Reference: Mark 9:33-37
“If only I could be with Jesus the way the disciples were privileged to be, day in and day out learning from him, sharing his love directly, knowing him in the same real manner that I can know the people around me, my family and friends.” This sentiment has been expressed many times over the centuries.
How did that actually work for the disciples? The answer is of some ironic comfort for every preacher and teacher who has ever realized that his or her message has not gotten through. After learning directly from Jesus over time, in an intense inter-active mobile “seminar” on the meaning of life and their role in it, how did they express themselves?
They were spending their time arguing about who of them was the greatest, as it turns out (Mark 9:33-34). This was just after the experience that three of them had at the Transfiguration (they didn’t get that, either), and while Jesus is trying to focus their attention on what will shortly unfold as he goes the way of the Cross and to the Resurrection.
Before being too hard on the disciples, we might want to review both the history of Christianity and our own take on what it means to live as a Christian. The history of Christianity has some wonderfully inspiring moments and people. But most of it is filled with the usual human preoccupations with power, riches, and glory. In short, it is primarily a story of disciples who sought to be the greatest. And in reviewing your own goals as a Christian, this passage from Mark is somewhere between being so troubling that it needs to be ignored or explained away, or alternately, so profoundly life-changing that your future will be absolutely altered. Nor do you need to be in First Century Palestine, hanging out with the disciples. Just reading the passage will do.
In that passage, the story is told quite simply. The Twelve did understand how inappropriate their discussion was, because it says they were too embarrassed to admit to Jesus the subject of their conversation. Nevertheless, Jesus has figured it out. He comments that if someone wants to be the greatest of Christians, he or she must be the servant of all, the last and not the first in the pecking order. As an object lesson, he points out a child and says the test is in how a humble child is welcomed by the disciples.
Whether personally present with Jesus in Palestine or many centuries removed, it has gone down the same way ever since. Jesus’ message has sunk in at some level: Christians are called to be humble, to be servants, to welcome the least among us, those with no prestige or standing. Jesus’ own example of radical humility, of kenosis, emptying himself of immense glory and power to live among us as servant and ultimately die on behalf of all, stands as the ultimate witness.

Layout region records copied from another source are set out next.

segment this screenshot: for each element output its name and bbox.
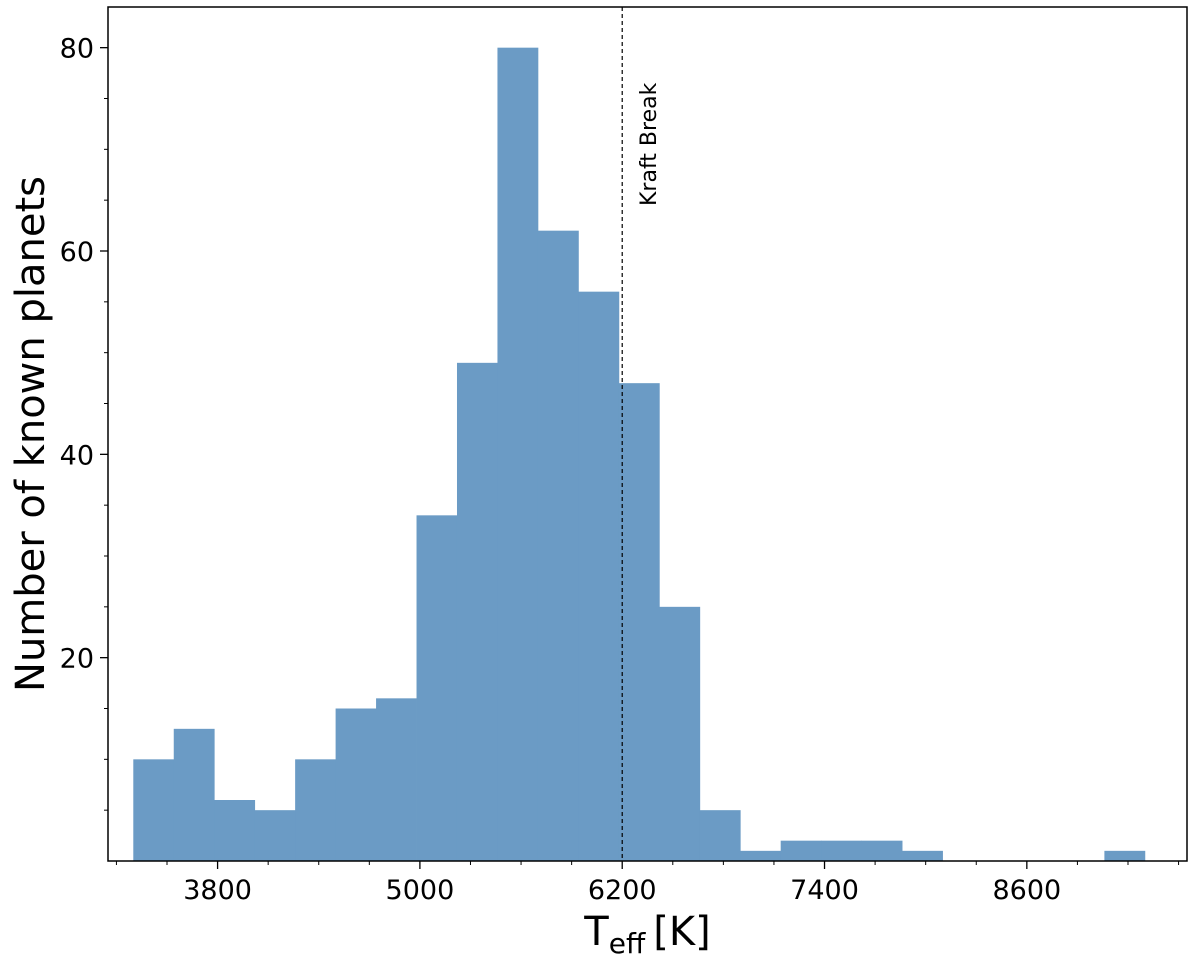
x-tick-label-0: 3800	[183, 875, 252, 906]
histogram-bar-18	[861, 840, 903, 861]
histogram-bar-24	[1104, 850, 1146, 861]
y-tick-label-2: 60	[60, 237, 94, 268]
histogram-bar-14	[699, 810, 741, 861]
histogram-bar-6	[376, 698, 417, 861]
histogram-bar-0	[133, 759, 175, 861]
histogram-bar-19	[902, 850, 943, 861]
histogram-bar-16	[780, 840, 822, 861]
histogram-bar-10	[537, 230, 579, 861]
x-axis-label-main: T	[583, 909, 609, 955]
histogram-bar-9	[497, 47, 539, 861]
histogram-bar-15	[740, 850, 782, 861]
histogram-bar-4	[295, 759, 337, 861]
x-tick-label-2: 6200	[588, 875, 657, 906]
y-axis-label: Number of known planets	[8, 176, 54, 692]
histogram-bar-2	[214, 800, 256, 861]
plot-frame	[107, 6, 1188, 862]
x-axis-label-unit: [K]	[653, 909, 710, 955]
x-tick-label-4: 8600	[992, 875, 1061, 906]
histogram-bar-17	[821, 840, 863, 861]
histogram-bar-11	[578, 291, 620, 862]
histogram-bar-7	[416, 515, 458, 861]
y-tick-label-1: 40	[60, 440, 94, 471]
histogram-bar-1	[173, 728, 215, 861]
y-tick-label-0: 20	[60, 644, 94, 675]
histogram-bar-8	[456, 362, 498, 861]
y-tick-label-3: 80	[60, 34, 94, 65]
histogram-bar-5	[335, 708, 377, 861]
x-tick-label-3: 7400	[790, 875, 859, 906]
histogram-bars	[133, 47, 1146, 862]
kraft-break-label: Kraft Break	[637, 82, 662, 206]
x-axis-ticks: 3800 5000 6200 7400 8600	[115, 861, 1180, 906]
x-tick-label-1: 5000	[386, 875, 455, 906]
x-axis-label: Teff [K]	[583, 909, 710, 957]
histogram-bar-12	[618, 383, 660, 861]
x-axis-label-subscript: eff	[609, 927, 646, 957]
y-axis-ticks: 20 40 60 80	[60, 34, 108, 811]
histogram-bar-3	[254, 810, 296, 861]
histogram-bar-13	[659, 606, 701, 861]
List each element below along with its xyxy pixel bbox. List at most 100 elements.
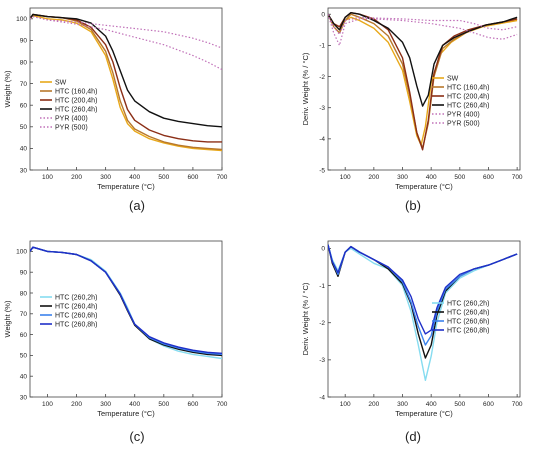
series-line-3	[328, 12, 518, 151]
x-tick-label: 700	[217, 174, 228, 181]
y-axis-label: Deriv. Weight (% / °C)	[301, 282, 310, 355]
x-tick-label: 100	[42, 401, 53, 408]
x-tick-label: 200	[368, 174, 379, 181]
series-line-5	[328, 13, 518, 36]
x-tick-label: 200	[368, 401, 379, 408]
series-line-1	[328, 13, 518, 146]
series-line-5	[30, 16, 222, 49]
legend: SW HTC (160,4h) HTC (200,4h) HTC (260,4h) PY…	[432, 75, 489, 127]
y-tick-label: -1	[319, 43, 325, 50]
legend-label: HTC (200,4h)	[55, 97, 97, 104]
y-tick-label: -3	[319, 357, 325, 364]
panel-caption: (b)	[405, 198, 421, 213]
x-tick-label: 100	[42, 174, 53, 181]
y-tick-label: 60	[20, 103, 28, 110]
y-tick-label: 30	[20, 167, 28, 174]
series-line-4	[328, 12, 518, 107]
legend-label: HTC (260,8h)	[447, 327, 489, 334]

How ought we respond? We do know the answer. But as the “church lady” used to comment, “It isn’t convenient.” The usual race for power and riches continues, the humble are swiftly shoved aside. To pay attention to the lesson of Jesus concerning servanthood would hurt our standard of living, cause disruption, impact the Church’s standing in the community, force us to interact with people we don’t want to mix with, seriously interfere with profit and the markets. Our society’s message is the opposite: be number one, get to the top any old way you can, and glory in it, flaunt it.
Thus, many Christians relegate this text to a slogan for the Pro-Life movement, advocacy for unborn children. It is an appropriate application, but very incomplete. The goal of the Pro-Life movement is to impose legislation, a power move. The Christian goal is to love and to serve both those who are conceived and the parents who conceive them, and to continue to sacrificially serve those who are born as well as unborn, giving of ourselves that they might have wellness, a good education, proper nutrition, opportunities and a society free from violence, abuse and gross inequality. After all, if you are indeed “the very last and the servant of all,” as Jesus instructs (Mark 9:35), discussions about inequality take on quite a different perspective.